Le vice-amiral à la retraite Mark Norman a expliqué qu’en raison du roulement des sous-marins entre maintenance, formation et déploiement, une flotte de 12 unités permettrait au Canada de disposer de 3 ou 4 sous-marins en service actif à tout moment — ce qui, selon lui, est essentiel pour le pays doté du plus long littoral au monde.

«Pour parler franchement, nous avons fait preuve de négligence pendant des décennies en matière de protection de nos propres approches», a-t-il déclaré lundi lors d’une entrevue.

M. Norman et d’autres analystes ont indiqué que la compétition avait été extrêmement serrée.

«Il n’y avait pas de choix évident ici», a-t-il affirmé.

Paul T. Mitchell, professeur d’études de défense au Collège des Forces canadiennes, a noté que les Coréens «avaient mis le paquet sur cet appel d’offres» et a dit s’attendre à ce qu’ils soient déçus par la décision de lundi.

M. Carney a lui aussi semblé vouloir atténuer le choc en saluant l’offre de Hanwha et en soulignant qu’il prévoyait de rencontrer le président sud-coréen Lee Jae Myung en marge du sommet de l’OTAN en Turquie cette semaine. Cette rencontre a eu lieu mardi, peu après l’arrivée de M. Carney en Turquie. Il s’est également entretenu par téléphone avec M. Lee au sujet de cette décision durant la fin de semaine.

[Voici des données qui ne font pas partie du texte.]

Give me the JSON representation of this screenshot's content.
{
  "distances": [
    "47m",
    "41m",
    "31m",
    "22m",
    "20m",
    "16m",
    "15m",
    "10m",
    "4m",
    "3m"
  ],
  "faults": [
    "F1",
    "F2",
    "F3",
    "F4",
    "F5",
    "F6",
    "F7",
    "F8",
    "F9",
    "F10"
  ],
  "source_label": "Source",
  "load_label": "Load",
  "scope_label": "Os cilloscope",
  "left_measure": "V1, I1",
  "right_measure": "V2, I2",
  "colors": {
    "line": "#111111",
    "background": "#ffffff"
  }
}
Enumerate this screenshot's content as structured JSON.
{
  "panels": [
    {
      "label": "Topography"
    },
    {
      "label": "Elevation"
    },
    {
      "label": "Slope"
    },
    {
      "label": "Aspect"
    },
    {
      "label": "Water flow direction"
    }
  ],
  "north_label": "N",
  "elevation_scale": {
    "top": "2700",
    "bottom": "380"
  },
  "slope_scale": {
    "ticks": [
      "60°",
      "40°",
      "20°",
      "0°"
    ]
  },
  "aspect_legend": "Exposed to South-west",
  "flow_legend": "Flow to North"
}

Le premier ministre a vanté les capacités de furtivité et les performances en Arctique du sous-marin TKMS 212CD, et a mis l’accent sur le fait qu’il pouvait opérer aux côtés d’alliés de l’OTAN.

Dans un communiqué adressé aux médias coréens, Hanwha Oceans a déclaré qu’elle était «incapable de surmonter l’obstacle que représente l’alliance de l’OTAN».

Vina Nadjibulla, vice-présidente chargée de la recherche et de la stratégie à la Fondation Asie-Pacifique du Canada, a indiqué que l’entreprise sud-coréenne a cet objectif de percée dans ces marchés depuis plusieurs années.

Mais elle a ajouté que la campagne lancée par Hanwha et le gouvernement sud-coréen dans le cadre de l’appel d’offres avait également trouvé un écho en dehors du Canada.

«Cela a permis de présenter Hanwha, ainsi que la Corée du Sud, comme un partenaire stratégique et de défense majeur pour le Canada. Beaucoup plus de Canadiens connaissent désormais la Corée du Sud», a-t-elle souligné.

Mme Nadjibulla a affirmé que le Canada devrait tirer parti de la dynamique créée par ce processus, notant que la Corée du Sud disposait d’une industrie de la défense solide.

«Je vois cela comme une opportunité de continuer à approfondir ce partenariat, notamment dans le secteur de la défense», a-t-elle déclaré.